Phil Wallis from the Piha Surf School said "soaking wet, barefoot" people were being let back into their homes at about 8pm.
He said the floodwaters had receded though there were still "big pools of water" around the street.
Wallis' friends had water come through their garage and into a car.
He said he was in the water taking a lesson when the rain started.
"It was horizontal . . . in almost 40 years here it's the strongest rain in a short period I've seen. You couldn't see the beach.
"Immediately the stream stuff started just pumping out brown water."
A nearby stream which usually didn't have any flowing water when there had been little rain transformed into a "torrent".
"It was almost a standing wave coming down the beach."
Earlier on, Fire and Emergency northern shift communications manager Scott Osmond said people were being evacuated from Glenesk Rd.
"Five or six houses are at risk of flooding, so we're evacuating as a precaution."
Osmond said water levels in a nearby creek were rising, due to the heavy rain.
The Piha Surf Lifesaving Club were among those to help following the flooding; with members being called out to help residents whose vehicles had become stranded as a result of flooding waters.
A number of residents were brought back to the club for a short time, where they got to have a meal and a cup of tea before heading back home.

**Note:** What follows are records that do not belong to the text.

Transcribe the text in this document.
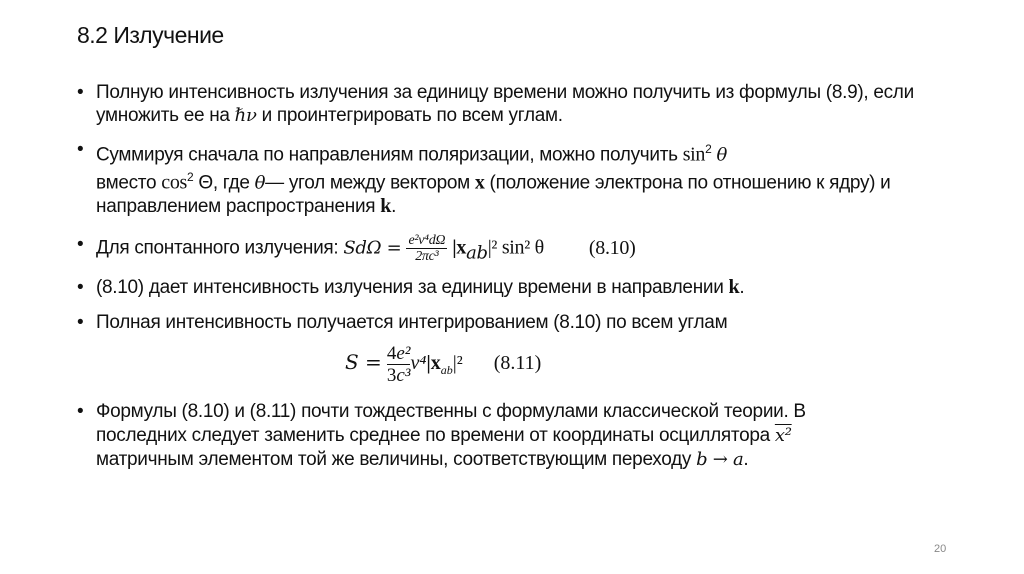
8.2 Излучение
• Полную интенсивность излучения за единицу времени можно получить из формулы (8.9), если умножить ее на ℏν и проинтегрировать по всем углам.
• Суммируя сначала по направлениям поляризации, можно получить $\sin^2 \theta$
вместо $\cos^2 \Theta$, где θ— угол между вектором x (положение электрона по отношению к ядру) и направлением распространения k.
• Для спонтанного излучения: $Sd\Omega = \frac{\text{e²ν⁴dΩ}}{\text{2πc³}} |x_{ab}|^2$ sin² θ (8.10)
• (8.10) дает интенсивность излучения за единицу времени в направлении k.
• Полная интенсивность получается интегрированием (8.10) по всем углам
$S = \frac{4}{3} \frac{\text{e²}}{\text{c³}} \nu^4|x_{ab}|^2$ (8.11)
• Формулы (8.10) и (8.11) почти тождественны с формулами классической теории. В последних следует заменить среднее по времени от координаты осциллятора x² матричным элементом той же величины, соответствующим переходу b → a.
20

Club president Peter Brown said: "We've has flooding at Piha before, but not of this intensity.
"It was just really a very short 30 minute huge amount of heavy rain."
Piha resident Bevan Hill said the local art gallery was flooded as well as the campground.

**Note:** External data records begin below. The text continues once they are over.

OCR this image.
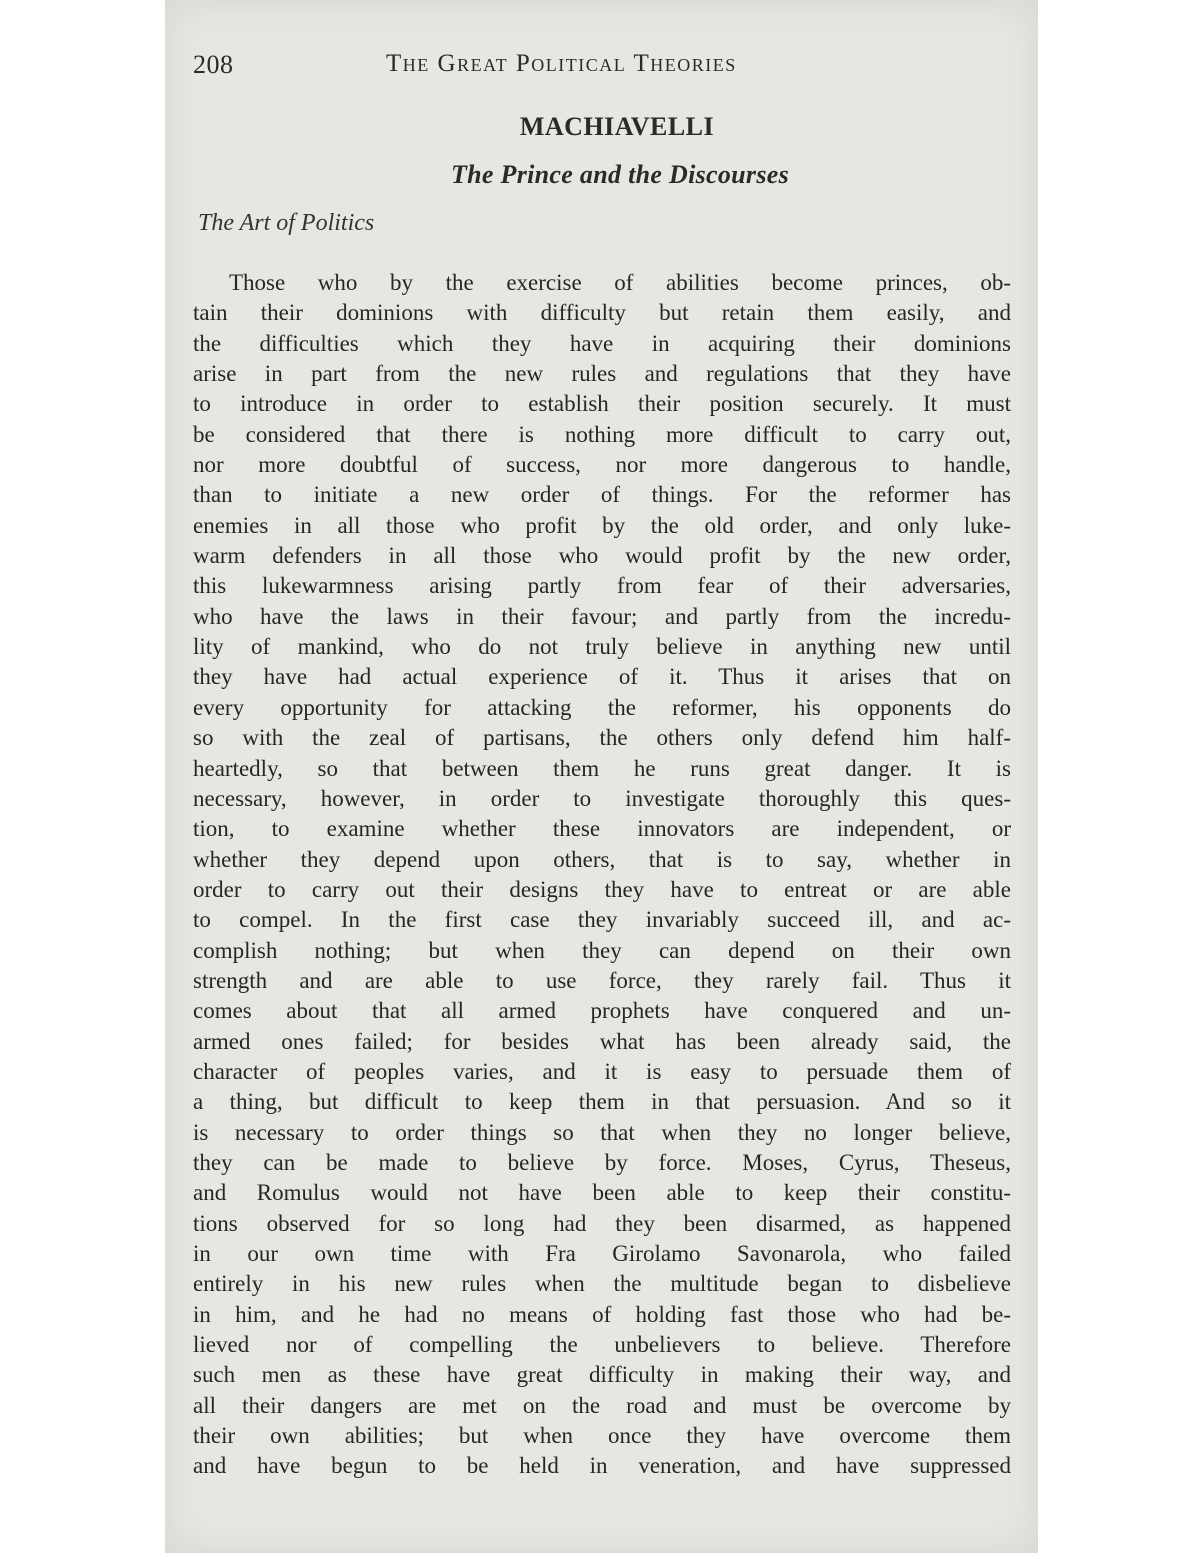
208	The Great Political Theories
MACHIAVELLI
The Prince and the Discourses
The Art of Politics
Those who by the exercise of abilities become princes, ob-
tain their dominions with difficulty but retain them easily, and
the difficulties which they have in acquiring their dominions
arise in part from the new rules and regulations that they have
to introduce in order to establish their position securely. It must
be considered that there is nothing more difficult to carry out,
nor more doubtful of success, nor more dangerous to handle,
than to initiate a new order of things. For the reformer has
enemies in all those who profit by the old order, and only luke-
warm defenders in all those who would profit by the new order,
this lukewarmness arising partly from fear of their adversaries,
who have the laws in their favour; and partly from the incredu-
lity of mankind, who do not truly believe in anything new until
they have had actual experience of it. Thus it arises that on
every opportunity for attacking the reformer, his opponents do
so with the zeal of partisans, the others only defend him half-
heartedly, so that between them he runs great danger. It is
necessary, however, in order to investigate thoroughly this ques-
tion, to examine whether these innovators are independent, or
whether they depend upon others, that is to say, whether in
order to carry out their designs they have to entreat or are able
to compel. In the first case they invariably succeed ill, and ac-
complish nothing; but when they can depend on their own
strength and are able to use force, they rarely fail. Thus it
comes about that all armed prophets have conquered and un-
armed ones failed; for besides what has been already said, the
character of peoples varies, and it is easy to persuade them of
a thing, but difficult to keep them in that persuasion. And so it
is necessary to order things so that when they no longer believe,
they can be made to believe by force. Moses, Cyrus, Theseus,
and Romulus would not have been able to keep their constitu-
tions observed for so long had they been disarmed, as happened
in our own time with Fra Girolamo Savonarola, who failed
entirely in his new rules when the multitude began to disbelieve
in him, and he had no means of holding fast those who had be-
lieved nor of compelling the unbelievers to believe. Therefore
such men as these have great difficulty in making their way, and
all their dangers are met on the road and must be overcome by
their own abilities; but when once they have overcome them
and have begun to be held in veneration, and have suppressed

"There's a lot of people there saying they've never seen anything like it before.
"The river coming out on Piha beach is incredible. It's like the Waikato River flowing out there."
Hill said there was "water everywhere" and he had water coming in his front door on Garden Rd earlier, but was now safe.
There were "a lot of wet and soggy campers" packing items into their cars, and a few tents had ended up underwater.
"It all happened so quickly, too."
A worker at the Piha Surf Shop, which is elevated, said they could see "a lot'' of water down below, following a sudden extreme period of heavy rain this afternoon.
"The flooding is in the valley. My son said there is water over the road at the fire station and the road has been cut off.''
The Piha Fire Station is on Seaview Rd, near Glenesk Rd.
Talking about the weather, the woman said they had had some warning just before conditions turned "extreme".
Debbie Leigh from the Piha RSA said people were reporting cars drifting in the flood waters.
Wallis said friends of his had taken pictures of cars floating in floodwaters, with the water rising up to the sills inside the cars.
A number of people who were walking in the bush on Winstone Track off Piha Rd
called police at 5.15pm concerned they were trapped by rising river levels.
The group of approximately 20 people included people from various groups who
had been walking in the bush through the afternoon and banded together to get
out safely.
They have since found a safe route back out of the bush and were walking out towards Glenesk Rd.